Wczoraj opisaliśmy sytuację, jaka wydarzyła się na ul. Piastowskiej. W pobliżu wieżowca Altus do barierki stał przypięty rower miejski cargo. A właściwie sama rama, bo wszystkie koła zostały ukradzione. Po tym jak po południu wysłaliśmy zdjęcie pozostałości roweru rzecznikowi firmy Nextbike, która jest operatorem miejskiego systemu, w ciągu 20 minut rower został zabrany. Okazuje się, że nasz czytelnik zgłaszał jego porzucenie już w czwartek 6 września. – Dzieci zwróciły mi uwagę na ten rower już w środę. Bardzo lubią w nim jeździć. Sprawdziłem w czwartek i rzeczywiście do barierki był przypięty rower cargo.

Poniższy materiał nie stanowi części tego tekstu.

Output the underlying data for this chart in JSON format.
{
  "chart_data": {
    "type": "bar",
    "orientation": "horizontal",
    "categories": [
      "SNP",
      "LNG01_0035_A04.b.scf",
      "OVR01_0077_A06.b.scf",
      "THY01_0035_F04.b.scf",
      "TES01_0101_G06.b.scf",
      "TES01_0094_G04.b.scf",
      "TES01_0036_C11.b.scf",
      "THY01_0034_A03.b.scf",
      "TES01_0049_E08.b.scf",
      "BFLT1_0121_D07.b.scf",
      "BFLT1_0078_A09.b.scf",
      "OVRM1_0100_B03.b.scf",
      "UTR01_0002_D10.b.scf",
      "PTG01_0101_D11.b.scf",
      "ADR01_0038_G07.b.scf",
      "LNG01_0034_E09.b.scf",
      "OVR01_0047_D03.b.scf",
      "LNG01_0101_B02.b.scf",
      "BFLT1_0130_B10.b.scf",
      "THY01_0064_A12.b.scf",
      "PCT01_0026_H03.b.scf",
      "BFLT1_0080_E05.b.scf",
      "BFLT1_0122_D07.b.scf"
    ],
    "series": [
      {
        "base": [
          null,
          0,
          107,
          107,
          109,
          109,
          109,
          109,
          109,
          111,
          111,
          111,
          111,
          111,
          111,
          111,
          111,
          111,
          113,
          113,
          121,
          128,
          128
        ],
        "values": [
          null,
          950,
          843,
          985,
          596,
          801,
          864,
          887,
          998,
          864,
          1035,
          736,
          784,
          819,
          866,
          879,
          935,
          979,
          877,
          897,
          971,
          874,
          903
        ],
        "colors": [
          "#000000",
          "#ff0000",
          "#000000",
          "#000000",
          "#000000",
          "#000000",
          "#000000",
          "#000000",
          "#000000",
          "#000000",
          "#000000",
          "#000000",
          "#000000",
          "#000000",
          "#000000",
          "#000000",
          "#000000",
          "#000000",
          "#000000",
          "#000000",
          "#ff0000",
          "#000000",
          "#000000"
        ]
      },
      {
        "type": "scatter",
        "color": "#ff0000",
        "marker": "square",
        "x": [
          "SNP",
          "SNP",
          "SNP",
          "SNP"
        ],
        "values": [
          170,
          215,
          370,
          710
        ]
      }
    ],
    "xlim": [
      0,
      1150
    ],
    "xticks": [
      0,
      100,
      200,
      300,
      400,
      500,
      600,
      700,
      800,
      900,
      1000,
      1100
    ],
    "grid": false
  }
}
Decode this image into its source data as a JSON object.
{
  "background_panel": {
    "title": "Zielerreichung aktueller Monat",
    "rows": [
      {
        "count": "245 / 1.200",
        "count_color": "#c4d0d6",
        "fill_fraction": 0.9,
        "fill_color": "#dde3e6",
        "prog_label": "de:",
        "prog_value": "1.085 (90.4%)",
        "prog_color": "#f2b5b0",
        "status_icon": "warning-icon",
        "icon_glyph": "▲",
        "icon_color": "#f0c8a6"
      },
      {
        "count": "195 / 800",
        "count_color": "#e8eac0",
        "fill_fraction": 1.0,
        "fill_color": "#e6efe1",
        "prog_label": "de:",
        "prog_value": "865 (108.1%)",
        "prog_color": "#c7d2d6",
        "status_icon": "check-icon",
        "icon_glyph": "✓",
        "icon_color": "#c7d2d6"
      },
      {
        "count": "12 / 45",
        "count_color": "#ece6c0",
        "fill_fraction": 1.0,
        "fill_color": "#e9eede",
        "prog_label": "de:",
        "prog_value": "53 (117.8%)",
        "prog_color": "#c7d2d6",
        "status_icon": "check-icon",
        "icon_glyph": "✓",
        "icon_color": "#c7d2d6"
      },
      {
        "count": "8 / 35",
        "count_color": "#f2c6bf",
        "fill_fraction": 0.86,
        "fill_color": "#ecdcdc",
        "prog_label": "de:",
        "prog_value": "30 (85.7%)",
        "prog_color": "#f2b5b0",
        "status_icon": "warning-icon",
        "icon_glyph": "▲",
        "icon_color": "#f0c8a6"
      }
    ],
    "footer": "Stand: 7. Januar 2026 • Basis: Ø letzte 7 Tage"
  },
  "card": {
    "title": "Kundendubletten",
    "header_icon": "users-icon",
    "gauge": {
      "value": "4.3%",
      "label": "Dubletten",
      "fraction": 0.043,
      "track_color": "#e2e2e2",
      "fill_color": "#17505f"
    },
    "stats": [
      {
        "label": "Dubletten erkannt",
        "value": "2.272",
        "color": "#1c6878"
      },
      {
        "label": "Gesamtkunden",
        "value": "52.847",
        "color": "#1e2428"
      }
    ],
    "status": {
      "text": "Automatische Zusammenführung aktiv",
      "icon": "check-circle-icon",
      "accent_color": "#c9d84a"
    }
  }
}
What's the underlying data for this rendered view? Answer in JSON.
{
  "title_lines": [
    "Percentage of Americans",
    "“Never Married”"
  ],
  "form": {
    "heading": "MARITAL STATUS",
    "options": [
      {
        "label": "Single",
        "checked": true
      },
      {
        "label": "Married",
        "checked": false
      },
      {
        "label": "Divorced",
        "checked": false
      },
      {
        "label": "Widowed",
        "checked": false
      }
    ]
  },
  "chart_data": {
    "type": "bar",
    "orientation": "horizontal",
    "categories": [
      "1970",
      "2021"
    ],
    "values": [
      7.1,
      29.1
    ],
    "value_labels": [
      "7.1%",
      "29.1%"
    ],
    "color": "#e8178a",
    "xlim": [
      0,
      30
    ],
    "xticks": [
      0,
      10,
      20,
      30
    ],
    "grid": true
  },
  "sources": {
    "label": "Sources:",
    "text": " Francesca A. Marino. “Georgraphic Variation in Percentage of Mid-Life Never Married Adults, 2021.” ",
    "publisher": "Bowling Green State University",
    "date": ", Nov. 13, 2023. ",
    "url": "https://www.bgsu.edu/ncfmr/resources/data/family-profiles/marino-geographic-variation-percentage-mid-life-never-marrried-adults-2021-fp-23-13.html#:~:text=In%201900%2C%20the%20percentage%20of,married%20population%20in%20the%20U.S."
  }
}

Wtedy nie miał tylko jednego pedała. W piątek zadzwoniłem ponownie i jeszcze raz we wtorek. Wtedy usłyszałem, że roweru już nie ma i że to nie serwis Nextbike go usunął – opowiada pan Marcin. Ta ostatnia informacja jest o tyle istotna, że jeśli użytkownik systemu zgłosi porzucenie roweru, w nagrodę dostaje 5 zł doładowania do swojego konta. Niby niewiele, ale chodzi o zasadę. – Mieli szansę, żeby ten rower zabrać i uniknąć strat. Nie skorzystali – denerwuje się pan Marcin.
Marek Pogorzelski, rzecznik firmy Nextbike Polska potwierdza, że rower był wcześniej zgłoszony do odbioru. – Nasi pracownicy dwukrotnie byli na miejscu, jednak nie znaleźli go. Został odebrany za trzecim razem wczoraj wieczorem, po Państwa zgłoszeniu. Sprawa zniszczenia roweru zostanie zgłoszona na policję.
Jak można było nie znaleźć roweru – dziwi się pan Marcin. – Nie dość, że dokładnie opisałem miejsce, to jeszcze pani, która przyjmowała zgłoszenie, spytała o możliwość kontaktu telefonicznego ze mną, jeśli pracownicy nie będą mogli go namierzyć. Nikt nie zadzwonił.
Sprawa zniszczenia roweru cargo jest o tyle przykra, że takich pojazdów można w Katowicach wypożyczyć tylko 10.